As a number of elite private preparatory schools consider taking federal stimulus loans, they received a stark warning on Friday that they risked invoking the ire of the country’s top financial official.
Treasury Secretary Steven Mnuchin, in a post on Twitter, instructed wealthy schools that had accepted the loans to give them back. “It has come to our attention that some private schools with significant endowments” have taken the loans, he said. “They should return them.”
Some prominent institutions with multimillion-dollar endowments have accepted money from a Small Business Administration program that is aimed at keeping employees of small companies paid during the coronavirus pandemic. Some of them later walked away from the loans, saying other schools might need the funding more, but others made a case for the money even if they had sizable endowments.
Schools that had said they would keep the loans include Sidwell Friends in Washington, where the children of former Presidents Barack Obama and Bill Clinton studied, and St. Andrew’s Episcopal School in Potomac, Md., which counts President Trump’s youngest son as a student, The New York Times reported this week. Brentwood School in Los Angeles, which at least two of Mr. Mnuchin’s children attended, also accepted a loan, The Los Angeles Times reported.
Mr. Mnuchin offered no evidence that the well-to-do schools did not meet the government’s requirements for the loans, which can be forgiven if recipients put most of them toward payroll needs. He also did not specify what qualified as a “significant” endowment. A Treasury Department spokesman declined to elaborate.
In a statement on Friday, a Sidwell spokeswoman said the school would keep the money unless the government changed the eligibility requirements.
“Out of a commitment to our faculty and staff, Sidwell Friends School applied and was approved by the Small Business Administration,” the spokeswoman said, adding that the school would “review any new rules and comply accordingly.”
Mr. Mnuchin’s swipe was not the first he had taken at businesses he deemed unworthy. Earlier this week, he threatened to hold big companies criminally liable if they did not meet the S.B.A. criteria and said the government would audit loans over $2 million.
Across the country, dozens of private schools have applied to the $660 billion assistance effort, formally known as the Paycheck Protection Program. While some smaller schools came up empty in the first round of funding, several schools that received money have large endowments.

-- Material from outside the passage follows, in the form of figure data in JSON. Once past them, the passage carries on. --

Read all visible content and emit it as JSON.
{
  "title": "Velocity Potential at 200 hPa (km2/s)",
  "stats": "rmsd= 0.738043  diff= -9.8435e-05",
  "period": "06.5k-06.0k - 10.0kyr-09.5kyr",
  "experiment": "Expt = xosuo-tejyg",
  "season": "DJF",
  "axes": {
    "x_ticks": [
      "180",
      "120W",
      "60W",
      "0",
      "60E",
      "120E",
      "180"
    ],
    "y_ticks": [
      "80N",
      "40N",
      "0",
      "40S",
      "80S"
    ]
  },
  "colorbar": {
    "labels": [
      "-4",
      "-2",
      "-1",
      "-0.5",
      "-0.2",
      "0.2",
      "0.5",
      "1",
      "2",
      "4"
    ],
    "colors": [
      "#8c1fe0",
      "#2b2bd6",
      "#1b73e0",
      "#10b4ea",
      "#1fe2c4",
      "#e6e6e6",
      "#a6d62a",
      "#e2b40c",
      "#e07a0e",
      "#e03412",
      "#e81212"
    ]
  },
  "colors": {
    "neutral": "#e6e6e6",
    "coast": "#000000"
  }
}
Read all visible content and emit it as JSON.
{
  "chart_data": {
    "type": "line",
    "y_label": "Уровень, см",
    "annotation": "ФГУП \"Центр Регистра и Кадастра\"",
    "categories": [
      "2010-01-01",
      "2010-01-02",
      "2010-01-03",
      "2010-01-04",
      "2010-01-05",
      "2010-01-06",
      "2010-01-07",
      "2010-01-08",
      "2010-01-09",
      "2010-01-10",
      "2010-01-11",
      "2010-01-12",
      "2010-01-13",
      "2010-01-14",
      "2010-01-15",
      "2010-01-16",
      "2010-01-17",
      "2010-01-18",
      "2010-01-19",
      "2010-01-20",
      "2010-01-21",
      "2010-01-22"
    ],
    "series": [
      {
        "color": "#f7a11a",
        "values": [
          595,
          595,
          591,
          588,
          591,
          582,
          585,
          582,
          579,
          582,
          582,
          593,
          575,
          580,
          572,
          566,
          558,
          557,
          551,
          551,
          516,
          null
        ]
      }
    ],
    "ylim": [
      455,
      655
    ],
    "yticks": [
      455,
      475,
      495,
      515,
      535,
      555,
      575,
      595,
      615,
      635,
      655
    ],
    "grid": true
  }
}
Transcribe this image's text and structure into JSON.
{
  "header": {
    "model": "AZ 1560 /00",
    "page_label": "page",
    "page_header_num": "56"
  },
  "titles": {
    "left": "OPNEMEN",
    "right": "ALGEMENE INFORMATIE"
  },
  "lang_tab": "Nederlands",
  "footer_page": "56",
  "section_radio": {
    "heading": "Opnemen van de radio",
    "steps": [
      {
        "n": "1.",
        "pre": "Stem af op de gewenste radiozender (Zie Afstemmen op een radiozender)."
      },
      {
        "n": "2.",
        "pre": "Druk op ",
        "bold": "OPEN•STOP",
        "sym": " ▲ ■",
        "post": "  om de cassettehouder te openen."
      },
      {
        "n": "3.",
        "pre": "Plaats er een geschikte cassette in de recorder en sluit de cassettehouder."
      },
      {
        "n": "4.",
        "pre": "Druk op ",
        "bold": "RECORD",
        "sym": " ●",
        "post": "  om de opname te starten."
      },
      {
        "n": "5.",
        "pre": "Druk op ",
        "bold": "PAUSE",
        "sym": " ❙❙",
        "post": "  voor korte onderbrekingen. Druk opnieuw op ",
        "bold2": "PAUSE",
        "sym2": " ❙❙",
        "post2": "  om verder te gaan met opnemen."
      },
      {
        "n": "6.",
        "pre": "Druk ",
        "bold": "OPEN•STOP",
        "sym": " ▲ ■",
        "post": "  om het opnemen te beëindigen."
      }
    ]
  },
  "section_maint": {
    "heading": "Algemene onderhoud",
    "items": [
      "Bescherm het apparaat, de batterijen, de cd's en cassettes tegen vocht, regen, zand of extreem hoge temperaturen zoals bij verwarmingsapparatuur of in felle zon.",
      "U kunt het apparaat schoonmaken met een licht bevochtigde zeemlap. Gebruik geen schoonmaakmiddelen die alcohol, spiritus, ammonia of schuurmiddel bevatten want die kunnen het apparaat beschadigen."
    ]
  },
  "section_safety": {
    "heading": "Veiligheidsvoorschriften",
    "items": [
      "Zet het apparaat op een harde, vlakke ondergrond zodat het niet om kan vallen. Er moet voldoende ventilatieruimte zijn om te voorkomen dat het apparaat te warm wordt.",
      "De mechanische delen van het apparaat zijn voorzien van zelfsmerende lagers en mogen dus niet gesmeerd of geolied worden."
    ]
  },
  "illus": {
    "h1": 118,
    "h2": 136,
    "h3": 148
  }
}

Sidwell Friends, which received a $5.2 million loan, has an endowment of roughly $50 million. John Burroughs School near St. Louis, which qualified for a $2.55 million loan, has an endowment of more than $50 million.
The Pingry School, with campuses in Short Hills and Basking Ridge, N.J., and a roughly $80 million endowment, confirmed that it qualified for the program but did not disclose a loan amount. Nor did St. Andrew’s Episcopal, which indicated in a 2017 tax filing that its endowment was about $9 million.
Ginger Imster, the director of advancement and external affairs at John Burroughs, said on Friday that having “been approved and in receipt of the loan, it is our belief that we’re using the funds as intended.”
She said that large portions of the school’s investment income was restricted from being used for staff salaries — a concern echoed by some other institutions — and that the loan would also help the school meet the financial aid needs of students.
“Until there is a vaccine, this is our new normal,” she said. “We’re doing our level best to make use of the resources available to us, including low-interest loans.”
Many of the schools that intend to keep the money argue that they need it to continue paying teachers and staff. Some private schools are the largest employer in their towns.
In light of the pandemic, the schools said, donations are dwindling and a potential drop-off in enrollment is expected. Summer camps and other sources of revenue have been canceled. Endowments are shrinking as well.
“I think most people see the beautiful campuses of independent schools, but they don’t see what goes into keeping the organizations afloat,” said Myra McGovern, a spokeswoman for the National Association of Independent Schools, a trade group. “Independent schools are nonprofits, not moneymaking ventures. And most schools are very, very small. The majority of schools do not have any endowment.”
While the Trump administration has celebrated the S.B.A. program as a lifeline for needy small businesses, the government has also pushed large public companies with access to other sources of capital to return the loans. More than 25 public and private firms, from the burger chain Shake Shack to auto dealers like Penske Automotive Group, have disclosed that they returned the funds.
Some prep schools followed suit. The Latin School of Chicago, the Middlesex boarding school near Boston and Episcopal High School in Alexandria, Va., all opted not to receive loans or returned the funds.